Pagi ini, Olivia berjalan menuju gerbang sekolah usai turun dari mobil. Tatapannya memandang lurus ke depan, memperhatikan empat orang anggota OSIS dari kelas XI tengah melakukan razia atribut dengan mengenakan jaket almamater sembari membawa notes dan pulpen guna mencatat "tersangka". Sesekali menatap ke arah sepatu biru dongkernya menyapu jalanan aspal bagian tepi, berbarengan dengan para murid yang lain yang rata-rata lebih didominasi kelas XII.
Udah. Losss aja! Orang sepatu gue yang item juga udah robek. Ketimbang buang-buang duit, gue pake ini aja dah.
Hingga akhirnya, Olivia tiba di gerbang bercat putih tulang yang berdiri kokoh nan megah itu. Berbaris, menunggu giliran selama beberapa menit. Hingga akhirnya, tibalah gilirannya. Gadis itu tetap melakukan sesuai prosedur, meski dipandang sinis oleh para anggota OSIS tersebut. Seperti menjulurkan kedua tangan sebagai bukti jika ia tak mengenakan gelang kemudian menunjukkan kaos kaki serta sepasang sepatunya.
"Ini kok biru dongker semua? Ngetrend, ya?" sindir salah seorang mereka menatap ke arah sepatu Olivia dan seorang laki-laki dari kelas XII sebelah mengenakan warna sepatu yang sama.
"Terpaksa," jawab laki-laki itu kemudian berlalu dari sana.

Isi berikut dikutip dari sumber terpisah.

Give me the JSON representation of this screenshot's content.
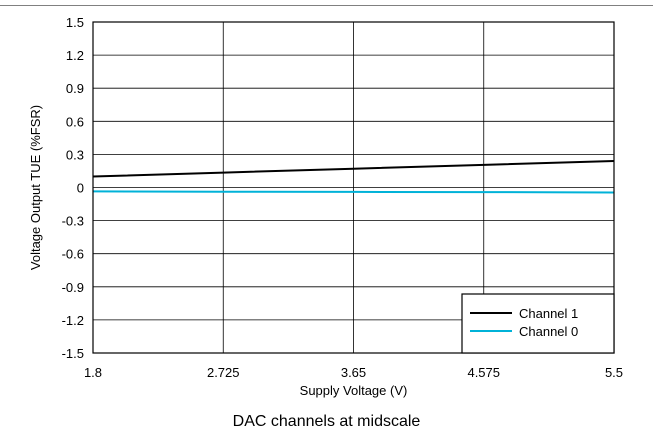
{
  "chart_data": {
    "type": "line",
    "title": "",
    "xlabel": "Supply Voltage (V)",
    "ylabel": "Voltage Output TUE (%FSR)",
    "xlim": [
      1.8,
      5.5
    ],
    "ylim": [
      -1.5,
      1.5
    ],
    "x_ticks": [
      "1.8",
      "2.725",
      "3.65",
      "4.575",
      "5.5"
    ],
    "y_ticks": [
      "1.5",
      "1.2",
      "0.9",
      "0.6",
      "0.3",
      "0",
      "-0.3",
      "-0.6",
      "-0.9",
      "-1.2",
      "-1.5"
    ],
    "x_tick_values": [
      1.8,
      2.725,
      3.65,
      4.575,
      5.5
    ],
    "y_tick_values": [
      1.5,
      1.2,
      0.9,
      0.6,
      0.3,
      0,
      -0.3,
      -0.6,
      -0.9,
      -1.2,
      -1.5
    ],
    "grid": true,
    "legend_position": "bottom-right",
    "series": [
      {
        "name": "Channel 1",
        "color": "#000000",
        "x": [
          1.8,
          2.725,
          3.65,
          4.575,
          5.5
        ],
        "y": [
          0.1,
          0.135,
          0.17,
          0.205,
          0.24
        ]
      },
      {
        "name": "Channel 0",
        "color": "#00b2d8",
        "x": [
          1.8,
          2.725,
          3.65,
          4.575,
          5.5
        ],
        "y": [
          -0.035,
          -0.038,
          -0.04,
          -0.042,
          -0.045
        ]
      }
    ]
  },
  "caption": "DAC channels at midscale"
}
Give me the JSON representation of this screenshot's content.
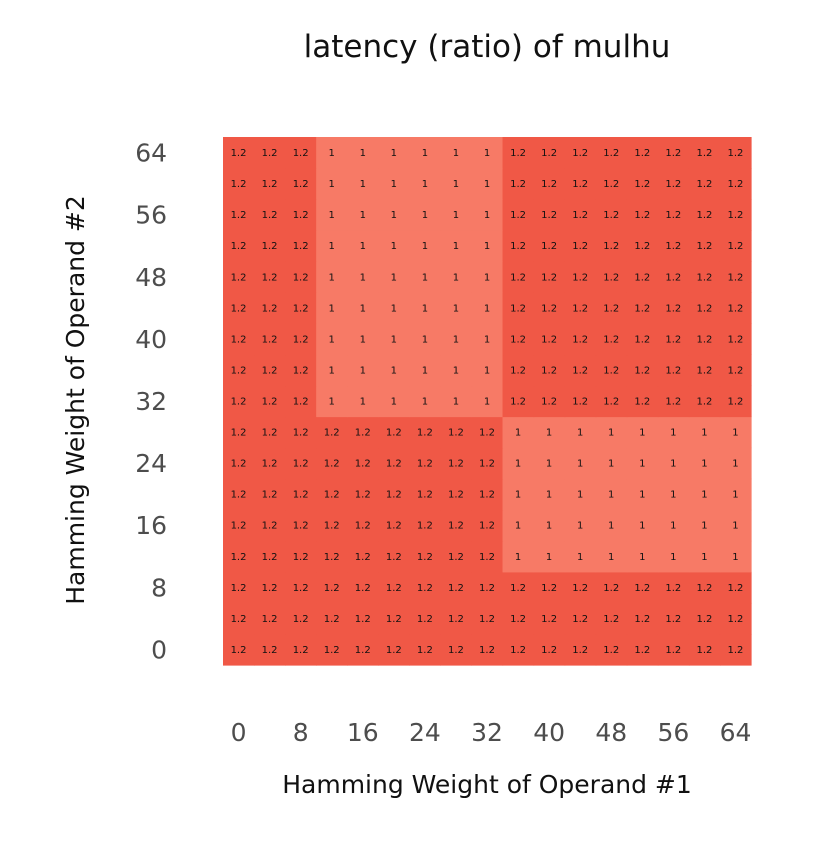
{
  "chart_data": {
    "type": "heatmap",
    "title": "latency (ratio) of mulhu",
    "xlabel": "Hamming Weight of Operand #1",
    "ylabel": "Hamming Weight of Operand #2",
    "x_ticks": [
      "0",
      "8",
      "16",
      "24",
      "32",
      "40",
      "48",
      "56",
      "64"
    ],
    "y_ticks": [
      "0",
      "8",
      "16",
      "24",
      "32",
      "40",
      "48",
      "56",
      "64"
    ],
    "x_range": [
      -2,
      66
    ],
    "y_range": [
      -2,
      66
    ],
    "x": [
      0,
      4,
      8,
      12,
      16,
      20,
      24,
      28,
      32,
      36,
      40,
      44,
      48,
      52,
      56,
      60,
      64
    ],
    "y": [
      0,
      4,
      8,
      12,
      16,
      20,
      24,
      28,
      32,
      36,
      40,
      44,
      48,
      52,
      56,
      60,
      64
    ],
    "cell_labels": [
      [
        "1.2",
        "1.2",
        "1.2",
        "1.2",
        "1.2",
        "1.2",
        "1.2",
        "1.2",
        "1.2",
        "1.2",
        "1.2",
        "1.2",
        "1.2",
        "1.2",
        "1.2",
        "1.2",
        "1.2"
      ],
      [
        "1.2",
        "1.2",
        "1.2",
        "1.2",
        "1.2",
        "1.2",
        "1.2",
        "1.2",
        "1.2",
        "1.2",
        "1.2",
        "1.2",
        "1.2",
        "1.2",
        "1.2",
        "1.2",
        "1.2"
      ],
      [
        "1.2",
        "1.2",
        "1.2",
        "1.2",
        "1.2",
        "1.2",
        "1.2",
        "1.2",
        "1.2",
        "1.2",
        "1.2",
        "1.2",
        "1.2",
        "1.2",
        "1.2",
        "1.2",
        "1.2"
      ],
      [
        "1.2",
        "1.2",
        "1.2",
        "1.2",
        "1.2",
        "1.2",
        "1.2",
        "1.2",
        "1.2",
        "1",
        "1",
        "1",
        "1",
        "1",
        "1",
        "1",
        "1"
      ],
      [
        "1.2",
        "1.2",
        "1.2",
        "1.2",
        "1.2",
        "1.2",
        "1.2",
        "1.2",
        "1.2",
        "1",
        "1",
        "1",
        "1",
        "1",
        "1",
        "1",
        "1"
      ],
      [
        "1.2",
        "1.2",
        "1.2",
        "1.2",
        "1.2",
        "1.2",
        "1.2",
        "1.2",
        "1.2",
        "1",
        "1",
        "1",
        "1",
        "1",
        "1",
        "1",
        "1"
      ],
      [
        "1.2",
        "1.2",
        "1.2",
        "1.2",
        "1.2",
        "1.2",
        "1.2",
        "1.2",
        "1.2",
        "1",
        "1",
        "1",
        "1",
        "1",
        "1",
        "1",
        "1"
      ],
      [
        "1.2",
        "1.2",
        "1.2",
        "1.2",
        "1.2",
        "1.2",
        "1.2",
        "1.2",
        "1.2",
        "1",
        "1",
        "1",
        "1",
        "1",
        "1",
        "1",
        "1"
      ],
      [
        "1.2",
        "1.2",
        "1.2",
        "1",
        "1",
        "1",
        "1",
        "1",
        "1",
        "1.2",
        "1.2",
        "1.2",
        "1.2",
        "1.2",
        "1.2",
        "1.2",
        "1.2"
      ],
      [
        "1.2",
        "1.2",
        "1.2",
        "1",
        "1",
        "1",
        "1",
        "1",
        "1",
        "1.2",
        "1.2",
        "1.2",
        "1.2",
        "1.2",
        "1.2",
        "1.2",
        "1.2"
      ],
      [
        "1.2",
        "1.2",
        "1.2",
        "1",
        "1",
        "1",
        "1",
        "1",
        "1",
        "1.2",
        "1.2",
        "1.2",
        "1.2",
        "1.2",
        "1.2",
        "1.2",
        "1.2"
      ],
      [
        "1.2",
        "1.2",
        "1.2",
        "1",
        "1",
        "1",
        "1",
        "1",
        "1",
        "1.2",
        "1.2",
        "1.2",
        "1.2",
        "1.2",
        "1.2",
        "1.2",
        "1.2"
      ],
      [
        "1.2",
        "1.2",
        "1.2",
        "1",
        "1",
        "1",
        "1",
        "1",
        "1",
        "1.2",
        "1.2",
        "1.2",
        "1.2",
        "1.2",
        "1.2",
        "1.2",
        "1.2"
      ],
      [
        "1.2",
        "1.2",
        "1.2",
        "1",
        "1",
        "1",
        "1",
        "1",
        "1",
        "1.2",
        "1.2",
        "1.2",
        "1.2",
        "1.2",
        "1.2",
        "1.2",
        "1.2"
      ],
      [
        "1.2",
        "1.2",
        "1.2",
        "1",
        "1",
        "1",
        "1",
        "1",
        "1",
        "1.2",
        "1.2",
        "1.2",
        "1.2",
        "1.2",
        "1.2",
        "1.2",
        "1.2"
      ],
      [
        "1.2",
        "1.2",
        "1.2",
        "1",
        "1",
        "1",
        "1",
        "1",
        "1",
        "1.2",
        "1.2",
        "1.2",
        "1.2",
        "1.2",
        "1.2",
        "1.2",
        "1.2"
      ],
      [
        "1.2",
        "1.2",
        "1.2",
        "1",
        "1",
        "1",
        "1",
        "1",
        "1",
        "1.2",
        "1.2",
        "1.2",
        "1.2",
        "1.2",
        "1.2",
        "1.2",
        "1.2"
      ]
    ],
    "color_low": "#f77a66",
    "color_high": "#f05846",
    "grid": false,
    "legend": "none"
  }
}
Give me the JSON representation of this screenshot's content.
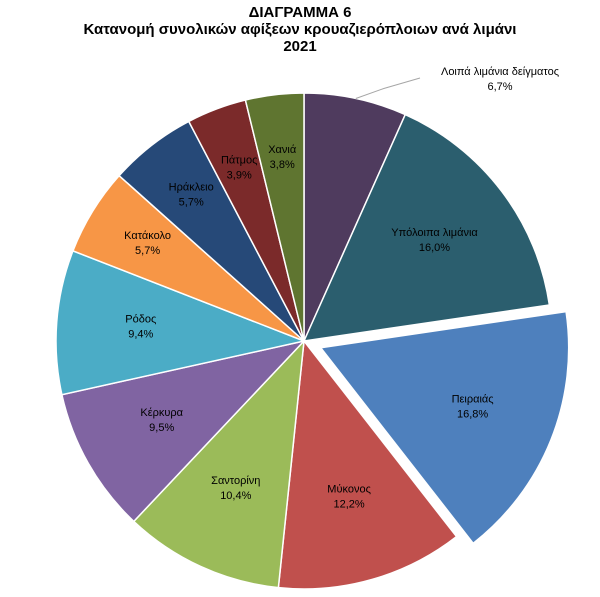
{
  "chart_data": {
    "type": "pie",
    "title_lines": [
      "ΔΙΑΓΡΑΜΜΑ 6",
      "Κατανομή συνολικών αφίξεων κρουαζιερόπλοιων ανά λιμάνι",
      "2021"
    ],
    "slices": [
      {
        "label": "Λοιπά λιμάνια δείγματος",
        "value": 6.7,
        "value_label": "6,7%",
        "color": "#4f3b5e",
        "label_color": "#000000",
        "callout": true
      },
      {
        "label": "Υπόλοιπα λιμάνια",
        "value": 16.0,
        "value_label": "16,0%",
        "color": "#2b5e6e",
        "label_color": "#000000"
      },
      {
        "label": "Πειραιάς",
        "value": 16.8,
        "value_label": "16,8%",
        "color": "#4e80bd",
        "label_color": "#000000",
        "exploded": true
      },
      {
        "label": "Μύκονος",
        "value": 12.2,
        "value_label": "12,2%",
        "color": "#c0504d",
        "label_color": "#000000"
      },
      {
        "label": "Σαντορίνη",
        "value": 10.4,
        "value_label": "10,4%",
        "color": "#9bbb59",
        "label_color": "#000000"
      },
      {
        "label": "Κέρκυρα",
        "value": 9.5,
        "value_label": "9,5%",
        "color": "#8064a2",
        "label_color": "#000000"
      },
      {
        "label": "Ρόδος",
        "value": 9.4,
        "value_label": "9,4%",
        "color": "#4bacc6",
        "label_color": "#000000"
      },
      {
        "label": "Κατάκολο",
        "value": 5.7,
        "value_label": "5,7%",
        "color": "#f79646",
        "label_color": "#000000"
      },
      {
        "label": "Ηράκλειο",
        "value": 5.7,
        "value_label": "5,7%",
        "color": "#264978",
        "label_color": "#000000"
      },
      {
        "label": "Πάτμος",
        "value": 3.9,
        "value_label": "3,9%",
        "color": "#7b2a2a",
        "label_color": "#000000"
      },
      {
        "label": "Χανιά",
        "value": 3.8,
        "value_label": "3,8%",
        "color": "#5f7530",
        "label_color": "#000000"
      }
    ]
  }
}
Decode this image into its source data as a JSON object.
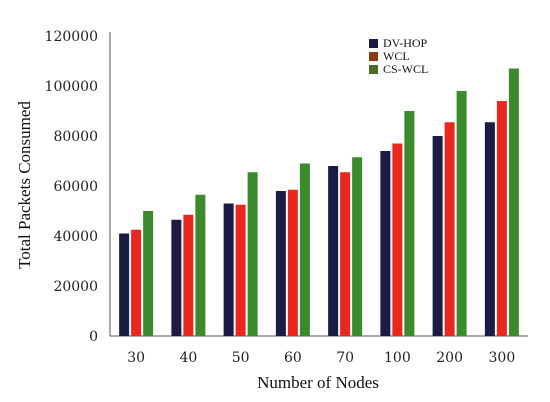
{
  "chart_data": {
    "type": "bar",
    "title": "",
    "xlabel": "Number of Nodes",
    "ylabel": "Total Packets Consumed",
    "categories": [
      "30",
      "40",
      "50",
      "60",
      "70",
      "100",
      "200",
      "300"
    ],
    "ylim": [
      0,
      120000
    ],
    "yticks": [
      0,
      20000,
      40000,
      60000,
      80000,
      100000,
      120000
    ],
    "grid": false,
    "legend_position": "top-right",
    "series": [
      {
        "name": "DV-HOP",
        "color": "#1c1b44",
        "values": [
          41000,
          46500,
          53000,
          58000,
          68000,
          74000,
          80000,
          85500
        ]
      },
      {
        "name": "WCL",
        "color": "#e8281f",
        "legend_color": "#8b3a12",
        "values": [
          42500,
          48500,
          52500,
          58500,
          65500,
          77000,
          85500,
          94000
        ]
      },
      {
        "name": "CS-WCL",
        "color": "#3b8a2b",
        "legend_color": "#4a6b2a",
        "values": [
          50000,
          56500,
          65500,
          69000,
          71500,
          90000,
          98000,
          107000
        ]
      }
    ]
  }
}
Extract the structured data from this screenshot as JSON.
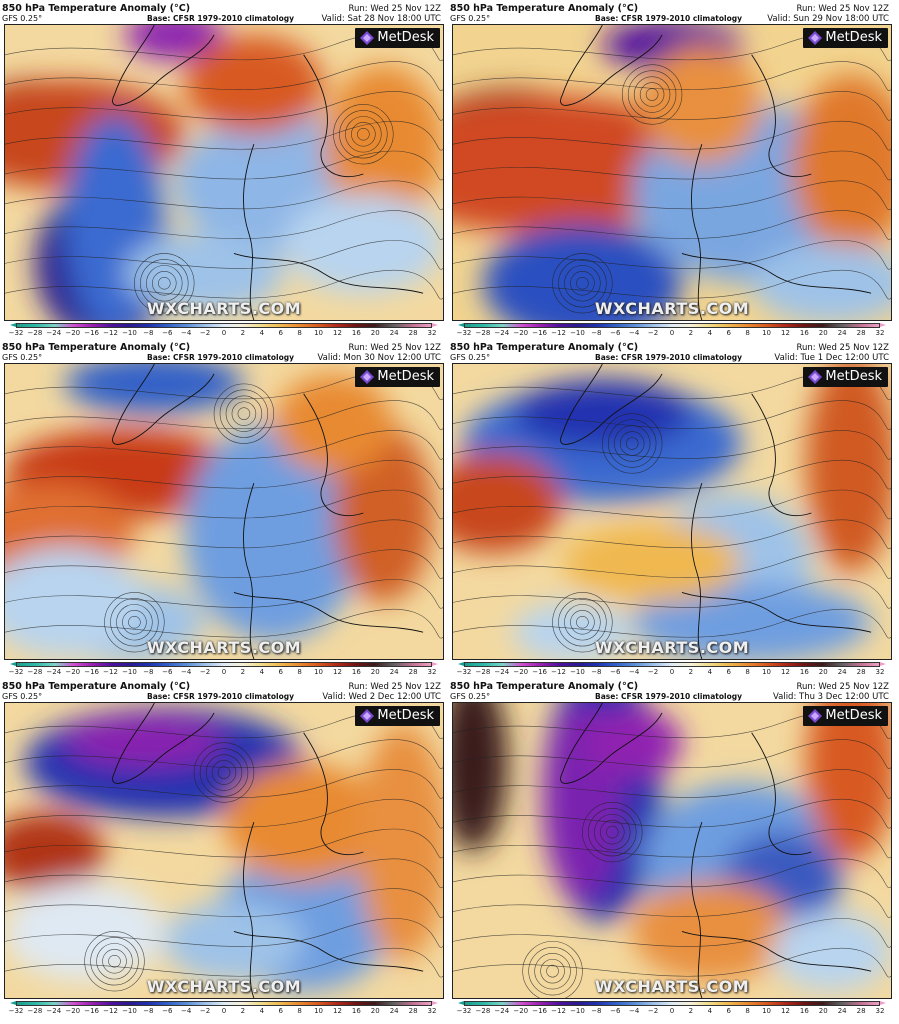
{
  "colorbar": {
    "ticks": [
      "−32",
      "−28",
      "−24",
      "−20",
      "−16",
      "−12",
      "−10",
      "−8",
      "−6",
      "−4",
      "−2",
      "0",
      "2",
      "4",
      "6",
      "8",
      "10",
      "12",
      "16",
      "20",
      "24",
      "28",
      "32"
    ],
    "gradient": [
      "#1a9e8f",
      "#2fb9a8",
      "#7fd3c8",
      "#d050d0",
      "#9a20b0",
      "#5010a0",
      "#2a1a90",
      "#2030b0",
      "#3060c8",
      "#5a8ed8",
      "#9ec2e8",
      "#e0ecf6",
      "#f6f0d8",
      "#f2dc8a",
      "#f0b850",
      "#e88a30",
      "#d85a20",
      "#b02818",
      "#701414",
      "#3c1a1a",
      "#606060",
      "#c07090",
      "#f0a0c8"
    ]
  },
  "panels": [
    {
      "title": "850 hPa Temperature Anomaly (°C)",
      "model": "GFS 0.25°",
      "base": "Base: CFSR 1979-2010 climatology",
      "run": "Run: Wed 25 Nov 12Z",
      "valid": "Valid: Sat 28 Nov 18:00 UTC",
      "logo": "MetDesk",
      "watermark": "WXCHARTS.COM"
    },
    {
      "title": "850 hPa Temperature Anomaly (°C)",
      "model": "GFS 0.25°",
      "base": "Base: CFSR 1979-2010 climatology",
      "run": "Run: Wed 25 Nov 12Z",
      "valid": "Valid: Sun 29 Nov 18:00 UTC",
      "logo": "MetDesk",
      "watermark": "WXCHARTS.COM"
    },
    {
      "title": "850 hPa Temperature Anomaly (°C)",
      "model": "GFS 0.25°",
      "base": "Base: CFSR 1979-2010 climatology",
      "run": "Run: Wed 25 Nov 12Z",
      "valid": "Valid: Mon 30 Nov 12:00 UTC",
      "logo": "MetDesk",
      "watermark": "WXCHARTS.COM"
    },
    {
      "title": "850 hPa Temperature Anomaly (°C)",
      "model": "GFS 0.25°",
      "base": "Base: CFSR 1979-2010 climatology",
      "run": "Run: Wed 25 Nov 12Z",
      "valid": "Valid: Tue 1 Dec 12:00 UTC",
      "logo": "MetDesk",
      "watermark": "WXCHARTS.COM"
    },
    {
      "title": "850 hPa Temperature Anomaly (°C)",
      "model": "GFS 0.25°",
      "base": "Base: CFSR 1979-2010 climatology",
      "run": "Run: Wed 25 Nov 12Z",
      "valid": "Valid: Wed 2 Dec 12:00 UTC",
      "logo": "MetDesk",
      "watermark": "WXCHARTS.COM"
    },
    {
      "title": "850 hPa Temperature Anomaly (°C)",
      "model": "GFS 0.25°",
      "base": "Base: CFSR 1979-2010 climatology",
      "run": "Run: Wed 25 Nov 12Z",
      "valid": "Valid: Thu 3 Dec 12:00 UTC",
      "logo": "MetDesk",
      "watermark": "WXCHARTS.COM"
    }
  ]
}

"Kak, namanya siapa?" tanya seorang gadis dari salah satu anggota OSIS itu pada Olivia.
"Olivia Ongkowijaya," jawab Olivia menoleh dan melontarkan tatapan tajamnya. "Apa gunanya ada name-tag?" tanya Olivia menunjukkan sikap senioritasnya.
"Makasih," balasnya menulis nama Olivia di sebuah buku notes disertai senyuman.
Kalo catat, mah, catat aja. Nggak takut gue. Lagian juga, apa sih manfaat name-tag kalo udah dipasang?
Selepas itu, Olivia pun bergegas berlalu meninggalkan gerbang sekolah dan pergi menuju kelasnya yang ia prediksi lumayan ramai. Sebab, jarum jam telah menunjukkan pukul setengah tujuh. Tak lupa sedikit membungkukkan badan ketika melewati para guru yang duduk di bangku yang dulunya pernah ia tempati bersama Oliver. Sesekali mengamati sekitar, siapa tahu ia akan berjumpa dengan Oliver meski mustahil rasanya.
Tapi, itu hanyalah sebuah angan. Olivia tak menemukan keberadaan laki-laki itu ketika tiba di gedung B sebelum akhirnya, ia memutuskan untuk langsung menuju kelasnya.
"Hey, everybody!" sapa Olivia pada seluruh teman-temannya yang pagi ini sudah memenuhi satu-persatu bangku mereka lalu berjalan menuju bangkunya dan meletakkan tas di sana.
"Oy, Liv! Pagi-pagi dah heboh ae lo," komentar Nadine mengikuti gerak-gerik Olivia melalui pandangan matanya.
Olivia terkekeh. "Harus semangat, dong!"
"Anjir."
"Iya lah. Secara, kan, sekarang ada Oliver. Ya, nggak, Liv? Eaaa," goda Nia tersenyum jahil pada gadis itu didukung siulan dari Salma.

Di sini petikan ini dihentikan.